Security risk report for @forgecat/voltagent_awesome-codex-subagents_business-product v0.0.10
Source Integrity
Low
Profile references a legitimate public GitHub repository (VoltAgent/awesome-codex-subagents) with MIT license and specific commit hash (5b7a405, 2026-03-19).
No hidden or obfuscated external URLs, no typosquatted dependencies, and no instructions to fetch untrusted remote payloads.
Agent Intent
Low
All 11 agent instructions are role-specific guidance for legitimate business/product tasks (requirements analysis, content strategy, project management, etc.) with no prompt-injection language or role-hijacking attempts.
No instructions to read system prompts, reveal hidden instructions, exfiltrate data, or install remote payloads; all agents operate within their declared sandbox modes (read-only or workspace-write).
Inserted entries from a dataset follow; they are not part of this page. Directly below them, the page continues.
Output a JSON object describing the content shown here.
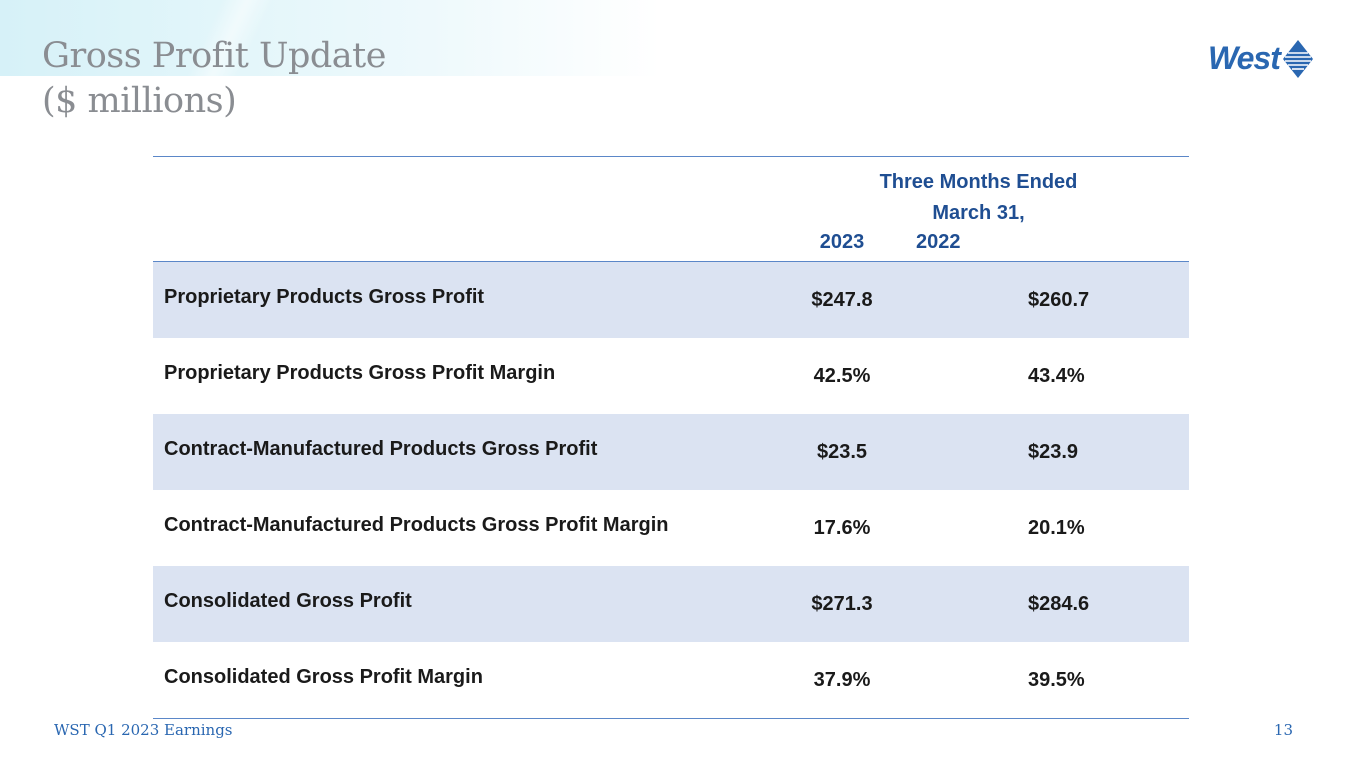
{
  "slide": {
    "title_line1": "Gross Profit Update",
    "title_line2": "($ millions)"
  },
  "logo": {
    "text": "West",
    "color": "#2a67b1"
  },
  "table": {
    "period_header_line1": "Three Months Ended",
    "period_header_line2": "March 31,",
    "year_a": "2023",
    "year_b": "2022",
    "rows": [
      {
        "label": "Proprietary Products Gross Profit",
        "v2023": "$247.8",
        "v2022": "$260.7"
      },
      {
        "label": "Proprietary Products Gross Profit Margin",
        "v2023": "42.5%",
        "v2022": "43.4%"
      },
      {
        "label": "Contract-Manufactured Products Gross Profit",
        "v2023": "$23.5",
        "v2022": "$23.9"
      },
      {
        "label": "Contract-Manufactured Products Gross Profit Margin",
        "v2023": "17.6%",
        "v2022": "20.1%"
      },
      {
        "label": "Consolidated Gross Profit",
        "v2023": "$271.3",
        "v2022": "$284.6"
      },
      {
        "label": "Consolidated Gross Profit Margin",
        "v2023": "37.9%",
        "v2022": "39.5%"
      }
    ]
  },
  "footer": {
    "left": "WST Q1 2023 Earnings",
    "page_number": "13"
  },
  "colors": {
    "header_text": "#1f4e92",
    "row_shade": "#dbe3f2",
    "rule": "#5b87c8",
    "title_text": "#8a8d92"
  }
}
Guidance is descriptive of best practices (e.g., 'verify every requirement maps to concrete behavior', 'confirm wording avoids implied guarantees') rather than poisoning future outputs with malicious defaults or security-weakening rules.
Details
Evidence
business-analyst.md: 'Do not invent product intent or policy commitments not supported by prompt or repository evidence unless explicitly requested by the parent agent.'
content-marketer.md: 'Do not optimize for persuasion at the expense of technical truth unless explicitly requested by the parent agent.'
technical-writer.md: 'Do not publish speculative behavior descriptions not backed by implementation evidence unless explicitly requested by the parent agent.'
Permissions
Low
Most agents (9/11) operate in read-only sandbox mode, limiting them to analysis and guidance without file mutation or system execution.
Two agents (technical-writer, wordpress-master) declare workspace-write mode, which is appropriate for their stated functions (drafting documentation and implementing WordPress fixes) and scoped to their domain.
No agents declare shell, file_delete, or unrestricted network access; no alwaysApply rules with broad globs.
Details
Evidence
technical-writer.md: 'sandbox_mode: workspace-write' — appropriate for drafting and revising documentation artifacts.
wordpress-master.md: 'sandbox_mode: workspace-write' — appropriate for implementing WordPress theme/plugin/config changes.
All other agents: 'sandbox_mode: read-only' — analysis-only, no mutation authority.
MCP Risk
Low
No MCP servers are declared in the profile; all agents are Codex-native subagents with no external tool definitions or binary execution.
No hidden instructions in tool descriptions, no arbitrary binary execution, and no unrestricted network/filesystem access.
Details
Evidence
Profile declares 'Dependencies: None' and 'MCP servers (untrusted data): (none)'.